The diagram above shows a pretty typical state of branches for our team. Starting from the left, the work has been done on the master branch. We then split off the release branch and finalise a release there. The build that goes live will be the last one before merging release back into master. In the mean time, we started some new work on the master branch, plus two stories that we know or believe we won’t be able to finish before the next release, so they live in separate branches. For Story A, we wanted to update it with changes made on the release and master branch, so we merged them into Story A shortly before it was finished. At the time the snapshot is taken, we’ve started preparing the next release and the Story A branch has been deleted as it has been merged back into master and is no longer in use.
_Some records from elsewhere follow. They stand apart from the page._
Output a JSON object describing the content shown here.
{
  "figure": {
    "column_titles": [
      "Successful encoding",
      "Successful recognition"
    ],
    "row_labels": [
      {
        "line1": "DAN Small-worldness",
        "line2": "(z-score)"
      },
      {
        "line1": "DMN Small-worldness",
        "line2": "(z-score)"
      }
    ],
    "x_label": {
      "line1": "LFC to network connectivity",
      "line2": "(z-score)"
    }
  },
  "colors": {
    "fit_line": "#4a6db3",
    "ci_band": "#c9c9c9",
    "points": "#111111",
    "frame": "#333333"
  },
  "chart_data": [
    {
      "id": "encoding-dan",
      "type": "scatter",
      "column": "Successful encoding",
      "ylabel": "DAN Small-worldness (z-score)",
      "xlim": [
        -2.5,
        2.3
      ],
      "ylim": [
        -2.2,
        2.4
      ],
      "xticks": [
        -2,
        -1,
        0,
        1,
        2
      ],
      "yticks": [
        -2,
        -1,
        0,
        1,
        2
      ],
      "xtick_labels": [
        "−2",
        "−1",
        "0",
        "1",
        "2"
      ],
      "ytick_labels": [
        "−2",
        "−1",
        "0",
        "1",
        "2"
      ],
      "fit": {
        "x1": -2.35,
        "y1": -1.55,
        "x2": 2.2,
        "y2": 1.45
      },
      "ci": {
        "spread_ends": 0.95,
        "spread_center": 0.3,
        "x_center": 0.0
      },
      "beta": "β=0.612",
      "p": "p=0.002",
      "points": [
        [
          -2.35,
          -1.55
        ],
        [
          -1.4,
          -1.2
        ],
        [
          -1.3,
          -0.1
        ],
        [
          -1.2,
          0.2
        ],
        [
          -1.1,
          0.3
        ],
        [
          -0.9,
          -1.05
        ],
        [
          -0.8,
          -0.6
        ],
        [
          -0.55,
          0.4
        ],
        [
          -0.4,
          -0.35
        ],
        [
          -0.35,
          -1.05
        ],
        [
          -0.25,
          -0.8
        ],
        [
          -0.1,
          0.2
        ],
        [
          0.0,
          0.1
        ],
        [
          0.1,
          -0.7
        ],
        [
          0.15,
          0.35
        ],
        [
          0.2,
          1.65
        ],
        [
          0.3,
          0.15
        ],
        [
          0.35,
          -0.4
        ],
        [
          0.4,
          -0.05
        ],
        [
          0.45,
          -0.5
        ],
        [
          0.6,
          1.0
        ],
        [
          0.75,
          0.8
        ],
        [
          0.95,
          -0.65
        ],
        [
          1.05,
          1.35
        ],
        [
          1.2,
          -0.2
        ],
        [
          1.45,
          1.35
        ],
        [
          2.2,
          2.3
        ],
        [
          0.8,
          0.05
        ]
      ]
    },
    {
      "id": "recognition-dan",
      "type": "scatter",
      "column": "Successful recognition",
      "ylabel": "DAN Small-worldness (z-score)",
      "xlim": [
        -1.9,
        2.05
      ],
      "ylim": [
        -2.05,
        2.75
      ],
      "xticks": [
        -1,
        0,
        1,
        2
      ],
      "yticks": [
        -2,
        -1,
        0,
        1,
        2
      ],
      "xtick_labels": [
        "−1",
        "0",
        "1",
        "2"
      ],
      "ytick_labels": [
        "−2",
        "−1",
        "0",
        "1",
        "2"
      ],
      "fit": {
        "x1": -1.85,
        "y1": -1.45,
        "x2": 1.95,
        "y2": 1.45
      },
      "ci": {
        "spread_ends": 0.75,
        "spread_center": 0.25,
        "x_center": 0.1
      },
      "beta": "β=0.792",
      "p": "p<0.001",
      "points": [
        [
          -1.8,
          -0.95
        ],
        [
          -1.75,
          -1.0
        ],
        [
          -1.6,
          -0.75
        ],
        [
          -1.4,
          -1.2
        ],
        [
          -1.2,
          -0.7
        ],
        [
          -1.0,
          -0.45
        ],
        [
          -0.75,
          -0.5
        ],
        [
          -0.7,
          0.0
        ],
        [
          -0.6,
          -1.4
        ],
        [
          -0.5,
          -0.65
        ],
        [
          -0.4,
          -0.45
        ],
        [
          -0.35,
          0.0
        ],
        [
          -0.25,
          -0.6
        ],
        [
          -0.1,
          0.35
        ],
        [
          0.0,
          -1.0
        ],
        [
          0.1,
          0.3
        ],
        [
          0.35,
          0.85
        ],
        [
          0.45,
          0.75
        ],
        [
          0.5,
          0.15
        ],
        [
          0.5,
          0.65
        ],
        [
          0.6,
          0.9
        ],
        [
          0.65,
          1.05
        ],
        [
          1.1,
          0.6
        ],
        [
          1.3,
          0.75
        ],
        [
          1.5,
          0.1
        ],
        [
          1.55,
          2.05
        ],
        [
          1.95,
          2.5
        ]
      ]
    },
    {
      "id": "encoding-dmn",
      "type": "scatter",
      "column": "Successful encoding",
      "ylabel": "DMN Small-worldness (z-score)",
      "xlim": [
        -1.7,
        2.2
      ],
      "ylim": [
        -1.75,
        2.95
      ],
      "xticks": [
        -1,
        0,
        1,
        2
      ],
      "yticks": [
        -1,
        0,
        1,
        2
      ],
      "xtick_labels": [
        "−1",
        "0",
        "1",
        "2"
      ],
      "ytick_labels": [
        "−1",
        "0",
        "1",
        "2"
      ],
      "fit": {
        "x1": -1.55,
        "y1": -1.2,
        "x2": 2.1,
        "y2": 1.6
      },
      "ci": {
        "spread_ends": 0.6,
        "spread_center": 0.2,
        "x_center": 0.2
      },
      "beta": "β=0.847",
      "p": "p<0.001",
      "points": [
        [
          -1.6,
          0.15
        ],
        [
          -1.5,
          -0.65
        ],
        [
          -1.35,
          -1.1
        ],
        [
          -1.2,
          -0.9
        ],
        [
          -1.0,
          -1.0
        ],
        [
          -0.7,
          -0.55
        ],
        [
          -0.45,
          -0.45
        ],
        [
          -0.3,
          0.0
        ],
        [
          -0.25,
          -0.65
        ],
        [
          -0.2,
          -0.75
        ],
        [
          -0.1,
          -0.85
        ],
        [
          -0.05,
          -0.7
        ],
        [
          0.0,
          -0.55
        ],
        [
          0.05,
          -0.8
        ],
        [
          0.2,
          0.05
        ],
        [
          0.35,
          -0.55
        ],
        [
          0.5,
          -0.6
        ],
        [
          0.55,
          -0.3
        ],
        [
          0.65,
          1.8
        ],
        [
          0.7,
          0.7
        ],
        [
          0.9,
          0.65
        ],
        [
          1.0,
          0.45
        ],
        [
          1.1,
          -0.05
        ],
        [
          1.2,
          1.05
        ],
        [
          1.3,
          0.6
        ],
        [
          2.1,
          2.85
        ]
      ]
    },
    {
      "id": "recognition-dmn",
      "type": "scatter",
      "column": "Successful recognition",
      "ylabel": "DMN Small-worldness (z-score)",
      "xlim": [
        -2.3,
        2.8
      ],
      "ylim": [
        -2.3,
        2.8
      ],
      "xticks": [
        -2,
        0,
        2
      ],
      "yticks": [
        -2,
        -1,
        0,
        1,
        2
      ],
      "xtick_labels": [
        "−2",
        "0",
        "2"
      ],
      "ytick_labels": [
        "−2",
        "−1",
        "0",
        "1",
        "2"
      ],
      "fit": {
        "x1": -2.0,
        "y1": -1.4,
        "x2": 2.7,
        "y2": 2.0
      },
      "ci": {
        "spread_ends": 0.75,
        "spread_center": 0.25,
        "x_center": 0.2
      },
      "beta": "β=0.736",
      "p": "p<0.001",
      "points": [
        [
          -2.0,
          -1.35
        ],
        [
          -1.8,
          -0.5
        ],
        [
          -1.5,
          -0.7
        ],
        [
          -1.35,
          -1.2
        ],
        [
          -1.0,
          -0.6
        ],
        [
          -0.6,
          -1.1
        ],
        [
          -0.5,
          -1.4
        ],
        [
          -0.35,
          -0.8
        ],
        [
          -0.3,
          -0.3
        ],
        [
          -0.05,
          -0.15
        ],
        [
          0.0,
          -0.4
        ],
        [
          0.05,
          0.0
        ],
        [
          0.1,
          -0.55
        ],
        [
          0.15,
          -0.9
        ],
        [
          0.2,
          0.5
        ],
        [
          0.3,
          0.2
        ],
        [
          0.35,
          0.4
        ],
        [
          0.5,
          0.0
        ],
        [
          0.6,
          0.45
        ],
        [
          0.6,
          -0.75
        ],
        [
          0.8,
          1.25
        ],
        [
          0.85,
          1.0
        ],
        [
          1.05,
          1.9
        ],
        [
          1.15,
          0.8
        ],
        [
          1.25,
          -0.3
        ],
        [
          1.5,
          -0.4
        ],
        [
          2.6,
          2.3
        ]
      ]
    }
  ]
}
This means that we only have three branches pointing to commits as indicated by the blueish markers.
This blog post is now far longer than I had anticipated, so I’m going to have to cut the next two advantages of Git shorter than I had planned. Maybe I’ll get back to them later. For now, suffice it to say that Git allows you to do great magic in order to fix mistakes that you make and even extracting and combining code from different repositories with full history. I remember watching Linus Torvalds’ Tech Talk about Git and that he said that the performance of Git was such that it led to a quantum change in how he worked. For me working with Git has also led to a radical shift in how I work and how I look at code management, but it’s not actually the performance that is the main thing, it is the whole conceptual model with tracking commits that makes branching and merging so easy that has led to the shift for me. That Git is also a thousand times (that may not be strictly true…) faster than SVN is of course not a bad thing either.